Güleryüz’ün anlatıyı gerçekleştirirken baltaladığını yazmıştım. Bu hem resmin yapısına yönelik dikkati yükseltiyor, hem de anlatının niteliğini değiştiriyor. Resimlerde önem sırası olmadığından, gösterilen şeylerle anlatılanlar aynı derecede kalıcı. Bunlar figür ekonomisi ile giydirilmiş. Anlatı ise anlamın uzak sınırlarından geliyor, hatta küçük düşürülüyor. Bu yanlız resmin yapılış tarzından değil, seçilen konuların, yaşamın sıradan anlarından, görece olarak folklorik malzemeden gelmesiyle ile ilgili.
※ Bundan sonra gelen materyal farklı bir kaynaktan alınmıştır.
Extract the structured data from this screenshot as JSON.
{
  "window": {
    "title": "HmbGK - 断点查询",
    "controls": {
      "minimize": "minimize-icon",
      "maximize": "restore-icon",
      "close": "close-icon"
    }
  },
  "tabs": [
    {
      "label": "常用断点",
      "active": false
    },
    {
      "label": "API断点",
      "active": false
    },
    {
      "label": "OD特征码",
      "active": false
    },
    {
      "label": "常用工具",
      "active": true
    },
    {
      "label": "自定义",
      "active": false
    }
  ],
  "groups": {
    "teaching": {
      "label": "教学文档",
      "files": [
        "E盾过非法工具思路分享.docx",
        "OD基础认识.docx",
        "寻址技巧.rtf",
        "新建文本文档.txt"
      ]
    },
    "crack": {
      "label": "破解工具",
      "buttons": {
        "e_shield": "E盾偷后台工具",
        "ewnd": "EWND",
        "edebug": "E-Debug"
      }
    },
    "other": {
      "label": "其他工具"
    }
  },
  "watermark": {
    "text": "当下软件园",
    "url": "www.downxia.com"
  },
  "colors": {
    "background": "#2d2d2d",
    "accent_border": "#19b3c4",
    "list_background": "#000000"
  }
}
Bunlar salt cogito’dan çıkmış olamaz. Teratoloji de aynı derecede önemli. Insanoğlunun laboratuvar deneyleriyle insanın analoglarını üretmesi. Ancak, ortaya çıkan yaratıklar düşlenen hiç benzemiyor; Frankenstein, Dr. Jekyll ve Mr. Hyde… Tanrıyla boy ölçüşmeye kalkışan insan, yarattığı bu canavarların kurbanı oluyor sonunda. Yani bir anlamda (organik) teratolog Güleryüz’ün dramı kendi resminin bir üretimi olarak. Önceden yazdığım gibi insanın varoluş gerçekliğine doğru soyundurulması ile “kusursuzlaştırmamış” yaratığın üretimi birbirlerine çok yakın. 

Teratoloji bağlamında, Güleryüz’deki metinler-arası özelliğe bir metin daha eklemek gerekiyor, deformasyon (birimsizleştirme). Görsel yolla üretilen bu üçüncü metin, ya bilinçlice çizilmiş bir biçimsizlendirme yolu ile, ya da önceden yaptığı bir de-forme‘nin, yani kendi repertuarından bir görüntünün yeniden kullanılması ile ortaya çıkıyor. Deformasyonda kısmen aklın hükmü olsa da, önceden yarattıklarının hayaletlerinin peşini bırakmaması açısından obsesif bir yatırıma da işaret etmekte.

Güleryüz’ün resimlerini, Cezanne, Picasso ve Bacon gibi ele dayanan ekreci bir gelenek içinde düşünmek gerekiyor. Bu gelenek figürsele bağlılığı yanısıra, figürle üretilişi arasına bir gerilim koymakta. Bu da insandaki insanla insanlık-dışına tekabül ediyor.Bu az rastlanır bir gövdesel yoğunluk işi ki tüm resimlerde belirmemekte. Güleryüz’ün konuları incelendiğinde el ve erke olgusunun göz ardı edilmemesi gerekiyor. Bir adım yakına, iki adım geriye ve yeni baştan.